Scratch is a pictorial drag and drop language that feels a bit like lego in style. Different types of variables are different shapes and only fit in the right shaped holes. It's not a very powerful language, but a good educational tool for the youngsters as it is easy to use, understand, and they can create a lot of fun interactive programs very easily.

I’m all for encouraging young ones to learn useful skills, and who knows, these new prodigy scratchers may well be updating and maintaining the NAG library in years to come.

Thursday, 1 April 2010

Easter egg or not?

Hi, I'm Marcin, technical support engineer here at NAG and I've recently encountered an interesting problem. I coauthored a recent paper on option pricing with the NAG Library (Option pricing in Excel). My coauthor Jeremy subsequently blogged about it (Extending, imitating and collaborating). Now it’s time for the next step.

While working on a demonstration of NAG random number generators in Excel and their application in option pricing using the Monte Carlo method I noticed a considerable discrepancy in results while using unscrambled Sobol quasirandom numbers. Well, to start with, how do you price a European option when the underlying asset follows geometric Brownian motion? Basically for each random number you simulate what the price of the asset will be in, say T=1 year, moving in one step from the starting time point t=0 to the end point t=T, calculate the payoff, and the average value of all payoffs will be our desired option price (Monte Carlo methods for option pricing). I’m not going to get into the details of Monte Carlo method, that will be covered in a paper I'm currently working on. The idea is that this simulation works very well and gives good convergence to the result obtained using the close-form formula, no surprises here. The stock prices have log-normal distribution, as expected. This is illustrated in the figure below. This histogram groups the stock prices from 20000 simulations.



One could however want to price Asian options, which are path-dependent. The payoff of such options depends not on the final price of the asset (as in European options), but on the average price of the asset throughout the life of the option. We therefore need to generate a path of stock prices, so we’ll move from t=0 to t=T not in one step as previously, but in many steps, say 252 (this is the average number of trading days per year). In practice we generate 252 random numbers, generate a path of the asset price and for the final step we calculate the payoff. This is done for every Monte Carlo simulation, so as you’ve probably noticed we need 252 times more random numbers than in case of the European option. The quantity is not an issue, the Sobol sequence is long enough. What happens is that in case of such pathwise Monte Carlo simulation the distribution is not log-normal, it doesn’t actually resemble any distribution, as can be seen below.



Why is that?

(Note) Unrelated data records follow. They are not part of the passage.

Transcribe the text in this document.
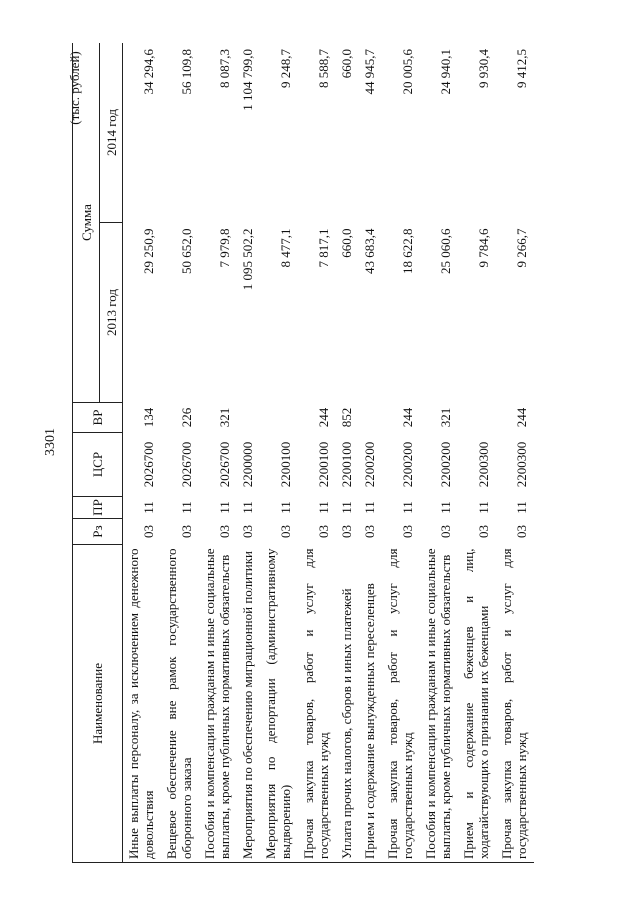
3301
(тыс. рублей)
Наименование	Рз	ПР	ЦСР	ВР	Сумма	
					2013 год	2014 год
Иные выплаты персоналу, за исключением денежного довольствия	03	11	2026700	134	29 250,9	34 294,6
Вещевое обеспечение вне рамок государственного оборонного заказа	03	11	2026700	226	50 652,0	56 109,8
Пособия и компенсации гражданам и иные социальные выплаты, кроме публичных нормативных обязательств	03	11	2026700	321	7 979,8	8 087,3
Мероприятия по обеспечению миграционной политики	03	11	2200000		1 095 502,2	1 104 799,0
Мероприятия по депортации (административному выдворению)	03	11	2200100		8 477,1	9 248,7
Прочая закупка товаров, работ и услуг для государственных нужд	03	11	2200100	244	7 817,1	8 588,7
Уплата прочих налогов, сборов и иных платежей	03	11	2200100	852	660,0	660,0
Прием и содержание вынужденных переселенцев	03	11	2200200		43 683,4	44 945,7
Прочая закупка товаров, работ и услуг для государственных нужд	03	11	2200200	244	18 622,8	20 005,6
Пособия и компенсации гражданам и иные социальные выплаты, кроме публичных нормативных обязательств	03	11	2200200	321	25 060,6	24 940,1
Прием и содержание беженцев и лиц, ходатайствующих о признании их беженцами	03	11	2200300		9 784,6	9 930,4
Прочая закупка товаров, работ и услуг для государственных нужд	03	11	2200300	244	9 266,7	9 412,5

Why do the quasirandom numbers fail? The simulation using the same data, but pseudorandom numbers instead of quasirandom, does return stock prices that are log-normally distributed (below).



What is going on here? Well, I know the answer, it took me some time to realise, and it would have taken more time if not the help of my colleagues Jacques and Robert. Do you, dear reader of this blog, know why it is like this? Is this just an easter egg, or an interesting property of quasirandom numbers? Happy Easter!